Investigating neural fine-tuning of pancreatic islet physiology in health and disease

The project will advance our understanding of neural-pancreas crosstalk by investigating peripheral neurobiology with precision on physiological time scales. Hormones from pancreatic islets are crucial for glucose homeostasis and loss of regulated insulin release leads to diabetes and its many co-morbidities. Secretion of other islet hormones is also dysregulated in diabetes. How neural input contributes to the fine-tuning of islet physiology is underexplored yet represents an opportunity to therapeutically control hormone release in diabetes. To achieve this, I will establish how peripheral nerves adapt to pathophysiological contexts by identifying molecular targets to prevent/delay diabetes progression.
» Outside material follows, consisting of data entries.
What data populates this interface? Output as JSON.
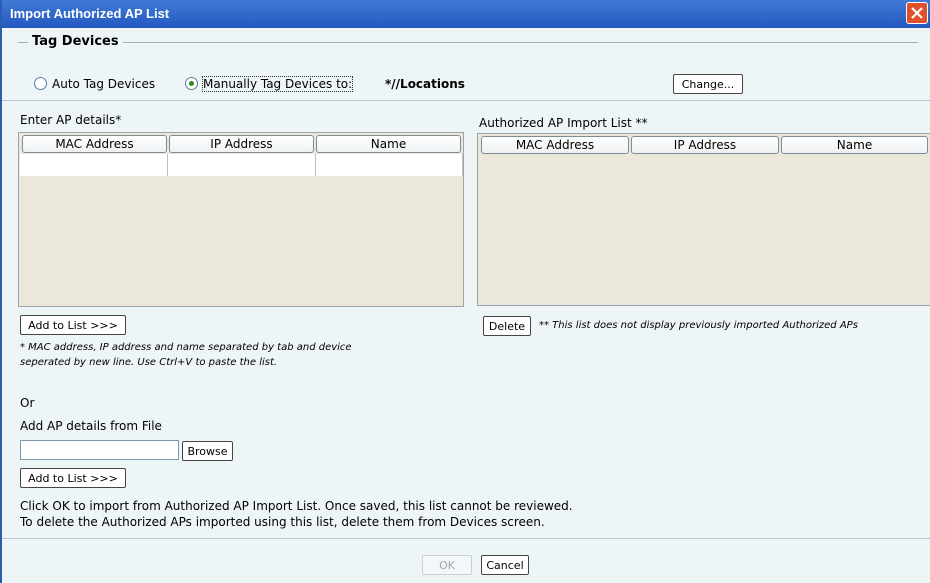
{
  "window": {
    "title": "Import Authorized AP List"
  },
  "tag_devices": {
    "legend": "Tag Devices",
    "auto_label": "Auto Tag Devices",
    "manual_label": "Manually Tag Devices to:",
    "location": "*//Locations",
    "change_label": "Change..."
  },
  "enter_details": {
    "label": "Enter AP details*",
    "columns": [
      "MAC Address",
      "IP Address",
      "Name"
    ],
    "add_label": "Add to List >>>",
    "note": "* MAC address, IP address and name separated by tab and device seperated by new line. Use Ctrl+V to paste the list."
  },
  "import_list": {
    "label": "Authorized AP Import List **",
    "columns": [
      "MAC Address",
      "IP Address",
      "Name"
    ],
    "delete_label": "Delete",
    "note": "** This list does not display previously imported Authorized APs"
  },
  "or_label": "Or",
  "file": {
    "label": "Add AP details from File",
    "value": "",
    "browse_label": "Browse",
    "add_label": "Add to List >>>"
  },
  "info": {
    "line1": "Click OK to import from Authorized AP Import List. Once saved, this list cannot be reviewed.",
    "line2": "To delete the Authorized APs imported using this list, delete them from Devices screen."
  },
  "footer": {
    "ok_label": "OK",
    "cancel_label": "Cancel"
  },
  "colors": {
    "titlebar": "#2f68cc",
    "dialog_bg": "#eef5f7",
    "grid_bg": "#ebe7d9"
  }
}
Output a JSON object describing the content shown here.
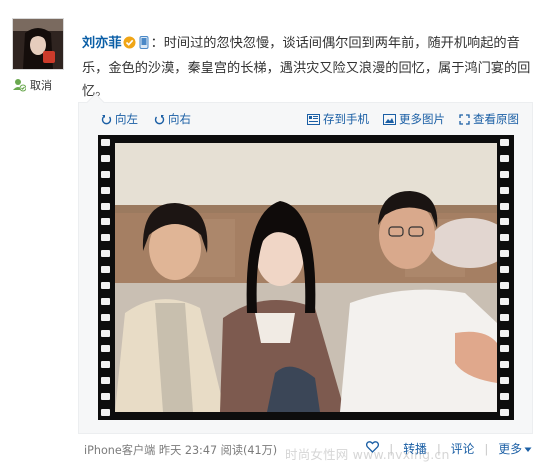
{
  "post": {
    "author": "刘亦菲",
    "text": "：时间过的忽快忽慢，谈话间偶尔回到两年前，随开机响起的音乐，金色的沙漠，秦皇宫的长梯，遇洪灾又险又浪漫的回忆，属于鸿门宴的回忆。"
  },
  "sidebar": {
    "unfollow_label": "取消"
  },
  "media_toolbar": {
    "rotate_left": "向左",
    "rotate_right": "向右",
    "save_to_phone": "存到手机",
    "more_pictures": "更多图片",
    "view_original": "查看原图"
  },
  "footer": {
    "source": "iPhone客户端",
    "time": "昨天 23:47",
    "reads": "阅读(41万)"
  },
  "actions": {
    "repost": "转播",
    "comment": "评论",
    "more": "更多"
  },
  "watermark": "时尚女性网 www.nvxing.cn",
  "colors": {
    "link": "#1b5fa5",
    "author": "#0a5ea6",
    "badge": "#f0a516"
  },
  "icons": [
    "unfollow-icon",
    "vip-badge-icon",
    "rotate-left-icon",
    "rotate-right-icon",
    "phone-icon",
    "pictures-icon",
    "expand-icon",
    "heart-icon",
    "chevron-down-icon"
  ]
}
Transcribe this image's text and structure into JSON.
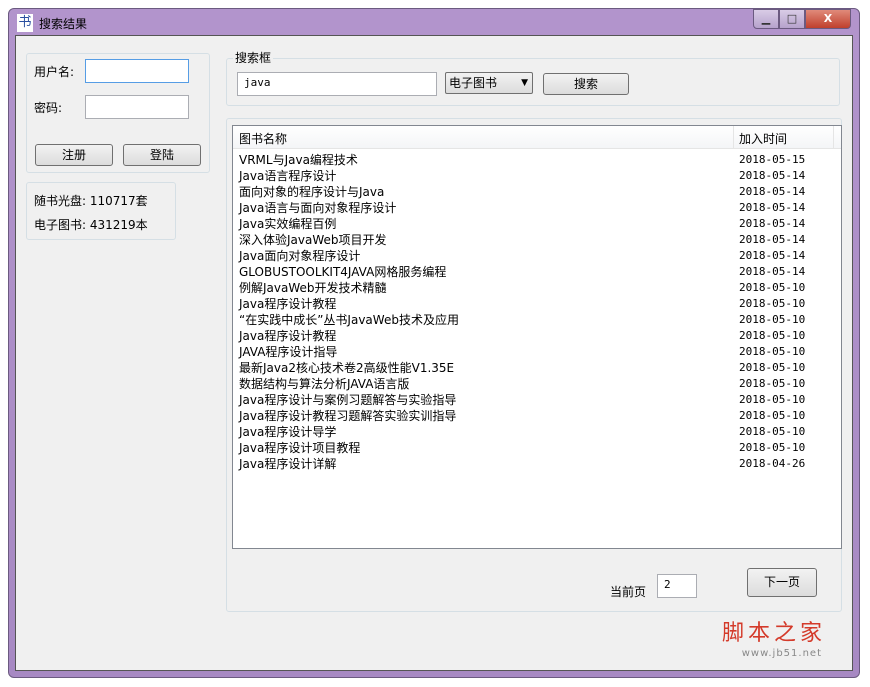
{
  "window": {
    "title": "搜索结果",
    "app_icon": "书"
  },
  "login": {
    "username_label": "用户名:",
    "password_label": "密码:",
    "username_value": "",
    "password_value": "",
    "register_label": "注册",
    "login_label": "登陆"
  },
  "stats": {
    "disc": "随书光盘: 110717套",
    "ebook": "电子图书: 431219本"
  },
  "search": {
    "group_label": "搜索框",
    "query": "java",
    "category": "电子图书",
    "button_label": "搜索"
  },
  "table": {
    "headers": [
      "图书名称",
      "加入时间"
    ],
    "rows": [
      [
        "VRML与Java编程技术",
        "2018-05-15"
      ],
      [
        "Java语言程序设计",
        "2018-05-14"
      ],
      [
        "面向对象的程序设计与Java",
        "2018-05-14"
      ],
      [
        "Java语言与面向对象程序设计",
        "2018-05-14"
      ],
      [
        "Java实效编程百例",
        "2018-05-14"
      ],
      [
        "深入体验JavaWeb项目开发",
        "2018-05-14"
      ],
      [
        "Java面向对象程序设计",
        "2018-05-14"
      ],
      [
        "GLOBUSTOOLKIT4JAVA网格服务编程",
        "2018-05-14"
      ],
      [
        "例解JavaWeb开发技术精髓",
        "2018-05-10"
      ],
      [
        "Java程序设计教程",
        "2018-05-10"
      ],
      [
        "“在实践中成长”丛书JavaWeb技术及应用",
        "2018-05-10"
      ],
      [
        "Java程序设计教程",
        "2018-05-10"
      ],
      [
        "JAVA程序设计指导",
        "2018-05-10"
      ],
      [
        "最新Java2核心技术卷2高级性能V1.35E",
        "2018-05-10"
      ],
      [
        "数据结构与算法分析JAVA语言版",
        "2018-05-10"
      ],
      [
        "Java程序设计与案例习题解答与实验指导",
        "2018-05-10"
      ],
      [
        "Java程序设计教程习题解答实验实训指导",
        "2018-05-10"
      ],
      [
        "Java程序设计导学",
        "2018-05-10"
      ],
      [
        "Java程序设计项目教程",
        "2018-05-10"
      ],
      [
        "Java程序设计详解",
        "2018-04-26"
      ]
    ]
  },
  "pager": {
    "label": "当前页",
    "page": "2",
    "next_label": "下一页"
  },
  "watermark": {
    "text": "脚本之家",
    "url": "www.jb51.net"
  }
}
Critically for future therapeutic efficacy, I will study how sexual dichotomy impacts neural-pancreas interplay to better target the cellular mechanisms underlying the sex differences in disease progression. I will implement a genetic toolbox for live zebrafish analysis of pancreas physiology, neural tracing, and optogenetic control of neurons and signalling pathways to define fully the physiological roles of islet innervation for the maintenance of pancreas homeostasis in health and disease. Additionally, I will validate the translatability of my findings in primary human islets. These fundamental studies will allow us to understand how pancreatic innervation contributes to diabetes aetiology and to harness neural signalling for therapeutic means.